In the meantime, the decline in the numbers of U.S.-trained scientists and engineers, compared with the increasing numbers of those trained in Asian countries, has not gone unnoticed. In this year’s State of the Union address, President George W. Bush stated: “We need to encourage children to take more math and science, and make sure those courses are rigorous enough to compete with other nations.” He proposed “to train 70,000 high-school teachers to lead Advanced Placement courses in math and science … bring 30,000 math and science professionals to teach in classrooms … and give early help to students who struggle with math, so they have a better chance at good, high-wage jobs.”
A few months later, President Bush created the National Mathematics Advisory Panel to advise the White House and the secretary of education on the best use of scientifically based research to advance the teaching and learning of mathematics. The panel includes several people who have actively fought against the NCTM-led “fuzzy math” trend in this country.

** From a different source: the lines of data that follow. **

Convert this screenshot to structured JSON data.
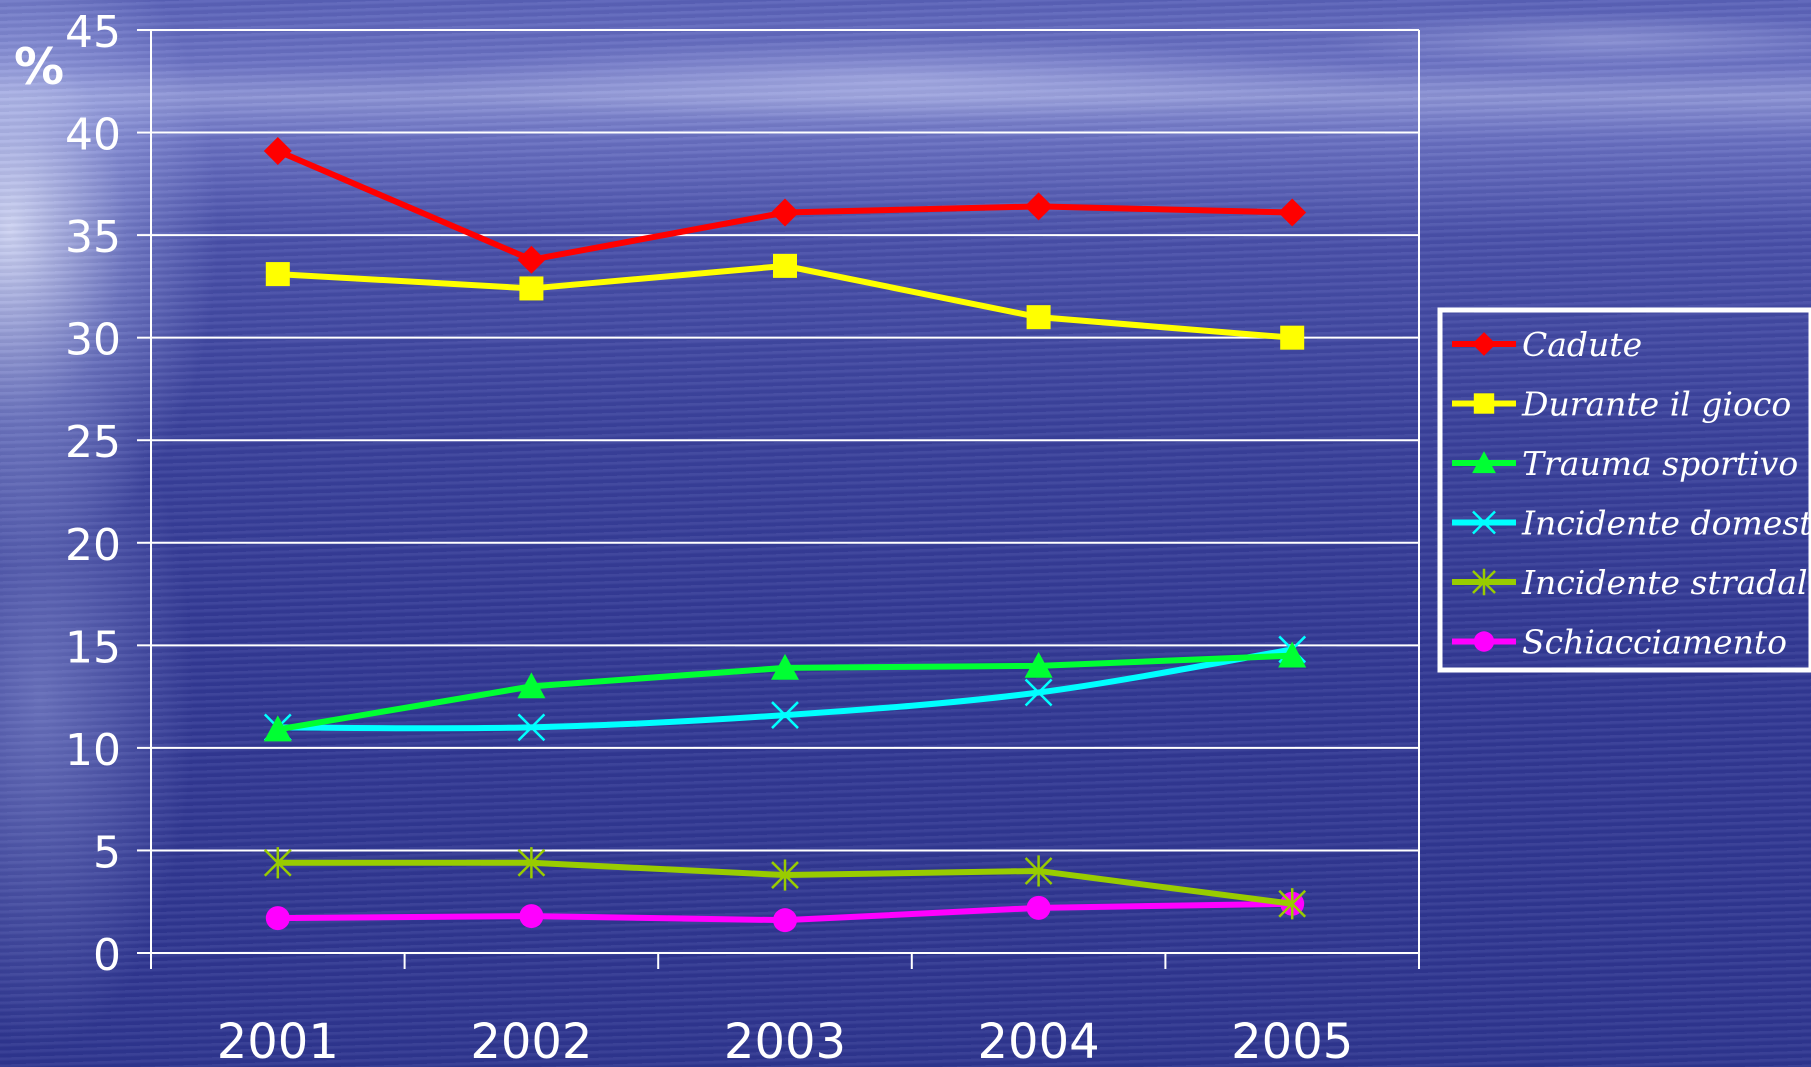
{
  "chart_data": {
    "type": "line",
    "unit_label": "%",
    "x": [
      "2001",
      "2002",
      "2003",
      "2004",
      "2005"
    ],
    "y_ticks": [
      "0",
      "5",
      "10",
      "15",
      "20",
      "25",
      "30",
      "35",
      "40",
      "45"
    ],
    "ylim": [
      0,
      45
    ],
    "grid": true,
    "legend_position": "right",
    "series": [
      {
        "name": "Cadute",
        "values": [
          39.1,
          33.8,
          36.1,
          36.4,
          36.1
        ],
        "color": "#ff0000",
        "marker": "diamond"
      },
      {
        "name": "Durante il gioco",
        "values": [
          33.1,
          32.4,
          33.5,
          31.0,
          30.0
        ],
        "color": "#ffff00",
        "marker": "square"
      },
      {
        "name": "Trauma sportivo",
        "values": [
          10.9,
          13.0,
          13.9,
          14.0,
          14.5
        ],
        "color": "#00ff33",
        "marker": "triangle"
      },
      {
        "name": "Incidente domestico",
        "values": [
          11.0,
          11.0,
          11.6,
          12.7,
          14.8
        ],
        "color": "#00ffff",
        "marker": "x"
      },
      {
        "name": "Incidente stradale",
        "values": [
          4.4,
          4.4,
          3.8,
          4.0,
          2.4
        ],
        "color": "#99cc00",
        "marker": "star"
      },
      {
        "name": "Schiacciamento",
        "values": [
          1.7,
          1.8,
          1.6,
          2.2,
          2.4
        ],
        "color": "#ff00ff",
        "marker": "circle"
      }
    ]
  }
}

While the goal of bolstering high-school math is a laudable one, the success of high-school students in math depends on what they’ve learned in the lower grades. If those foundations are weak, the addition of Advanced Placement courses in math and science in high schools will prove to be a weak enhancement. Unfortunately, changing the way math is taught in the lower grades appears to threaten an education philosophy and method that is pervasive in our schools, and does not move us towards academic excellence.
Barry Garelick is an analyst for the federal government and lives in the Washington, D.C., area. He is a national advisor to NYC HOLD, an education advocacy organization that addresses mathematics education in schools throughout the United States.